Entry from Budapest

Panna, a Budapest bartender.

Panna, a Budapest bartender.

I’m sitting in a building where my grandfather’s friends were killed. Or where their families hid while they died. Or where someone hid during one war that ravaged the city.

I’m also standing on a second-floor patio in an old Jewish section of Budapest with a man named Stern who – without correction – denies the pot-marked balcony at his eco-friendly hostel was once hit by bullets. Neil Young is playing, my girlfriend won’t be surprised, and I spent all night talking about the dichotomy of good and evil with a man whose ancestors were slaughtered at Auschwitz – in a county where half the population still turns away when gyspsys are killed, so he says. Twenty-percent openly hate the jews, he says.

And I’m still sitting in a building with bullet holes and no heat with a bar in the backyard.

I’m drinking rose because I recognized the brand’s name matched that of a Hungarian soccer player. Even Stern says he’ll leave the county as soon as he can. Not to India, like his dread-locked business partners though. He doesn’t specify where.

Stern smiles more than anyone else I’ve met here, other that the three Montenegrins that left Budapest a day early because the people they met were only interested in wearing a generalized frown and “drinking coffee and talking” all night. We all talk about Hemingway and America and Hungary and Serbia and Capa. We let each other find one another – over a joint, and a tin-can beer – because there is freedom in the single hour we meet. Our rules do not apply, our society has no say in what is said, and we are honest.

Late at night, after the local bartenders have taken a few rounds themselves, the people seem more alive. They laugh around foosball tables, wearing Tommy Hilfiger white and red patches and thick-rimmed glasses and Native American prints.

“No one’s ever asked about it,” they say. “I don’t feel Communism at all.”

But five minutes into the city, there’s no denying the smell of cracked walls and old men in front of liquor stores at ten in the morning. But perhaps that’s the point – it doesn’t smell of communism, it smells of a group of people who – for however many years – have struggled live a dignified life.

For the oldest generations, the only understanding of life is their parent’s suffering, and their parent’s parent’s suffering. And their grandparent’s parent’s suffering. And sometimes they’ve fought against it, for five years or five weeks, and apparently, Stern tells me, that’s what makes them Hungarian.

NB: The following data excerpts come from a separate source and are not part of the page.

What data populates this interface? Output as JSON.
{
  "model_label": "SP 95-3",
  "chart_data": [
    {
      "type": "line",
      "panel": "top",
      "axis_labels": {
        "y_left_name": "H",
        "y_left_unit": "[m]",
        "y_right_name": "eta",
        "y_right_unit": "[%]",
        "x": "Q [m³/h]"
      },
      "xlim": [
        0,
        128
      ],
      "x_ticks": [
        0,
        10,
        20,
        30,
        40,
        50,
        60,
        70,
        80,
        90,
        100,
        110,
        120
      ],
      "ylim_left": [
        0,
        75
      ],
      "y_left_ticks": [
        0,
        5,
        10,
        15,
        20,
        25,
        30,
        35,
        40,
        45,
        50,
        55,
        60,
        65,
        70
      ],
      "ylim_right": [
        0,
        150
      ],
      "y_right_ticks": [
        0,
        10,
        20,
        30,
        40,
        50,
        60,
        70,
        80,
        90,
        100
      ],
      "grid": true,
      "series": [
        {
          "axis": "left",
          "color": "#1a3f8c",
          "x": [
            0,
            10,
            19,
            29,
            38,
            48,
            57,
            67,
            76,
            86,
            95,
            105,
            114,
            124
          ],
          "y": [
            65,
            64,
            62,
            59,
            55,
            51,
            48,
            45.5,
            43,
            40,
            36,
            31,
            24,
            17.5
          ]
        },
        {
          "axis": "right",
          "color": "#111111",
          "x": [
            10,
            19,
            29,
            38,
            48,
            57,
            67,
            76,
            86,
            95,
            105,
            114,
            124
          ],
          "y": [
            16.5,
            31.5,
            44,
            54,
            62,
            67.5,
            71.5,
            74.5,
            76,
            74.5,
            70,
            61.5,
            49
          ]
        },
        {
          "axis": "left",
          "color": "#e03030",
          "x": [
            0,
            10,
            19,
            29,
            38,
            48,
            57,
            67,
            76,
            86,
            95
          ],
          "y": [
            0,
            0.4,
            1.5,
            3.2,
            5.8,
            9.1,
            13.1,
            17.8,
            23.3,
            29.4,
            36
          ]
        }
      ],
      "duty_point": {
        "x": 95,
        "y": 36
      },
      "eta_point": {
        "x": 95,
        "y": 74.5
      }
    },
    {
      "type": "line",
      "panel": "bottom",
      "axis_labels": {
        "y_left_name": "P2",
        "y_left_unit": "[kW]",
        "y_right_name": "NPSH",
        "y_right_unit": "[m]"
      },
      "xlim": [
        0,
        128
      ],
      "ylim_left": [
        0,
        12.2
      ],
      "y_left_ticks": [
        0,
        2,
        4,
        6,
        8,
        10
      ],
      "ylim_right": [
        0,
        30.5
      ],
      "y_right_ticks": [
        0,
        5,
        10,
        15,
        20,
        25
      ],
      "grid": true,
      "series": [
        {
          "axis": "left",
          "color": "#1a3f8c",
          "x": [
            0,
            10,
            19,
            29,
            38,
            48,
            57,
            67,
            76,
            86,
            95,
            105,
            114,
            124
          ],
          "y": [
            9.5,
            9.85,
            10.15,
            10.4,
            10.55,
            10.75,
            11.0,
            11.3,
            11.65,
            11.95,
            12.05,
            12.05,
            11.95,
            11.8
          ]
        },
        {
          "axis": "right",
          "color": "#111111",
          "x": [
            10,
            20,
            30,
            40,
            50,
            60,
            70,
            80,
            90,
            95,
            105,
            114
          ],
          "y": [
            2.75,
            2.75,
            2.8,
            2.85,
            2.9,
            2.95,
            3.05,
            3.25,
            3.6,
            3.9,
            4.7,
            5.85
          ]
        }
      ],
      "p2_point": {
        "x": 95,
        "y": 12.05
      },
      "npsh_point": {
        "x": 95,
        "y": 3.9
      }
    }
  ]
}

When I was a child I once wrote a report about my Grandparent’s country. I read a book that told me Hungarians had experienced 1000 years of victory in defeat – that such an experience was fundamentally Hungarian. And in some ways, its understandably preferable to live with a dull dagger in your back, than to find yourself one day without a head in a palace.

Here, no one sits in the National castle anymore.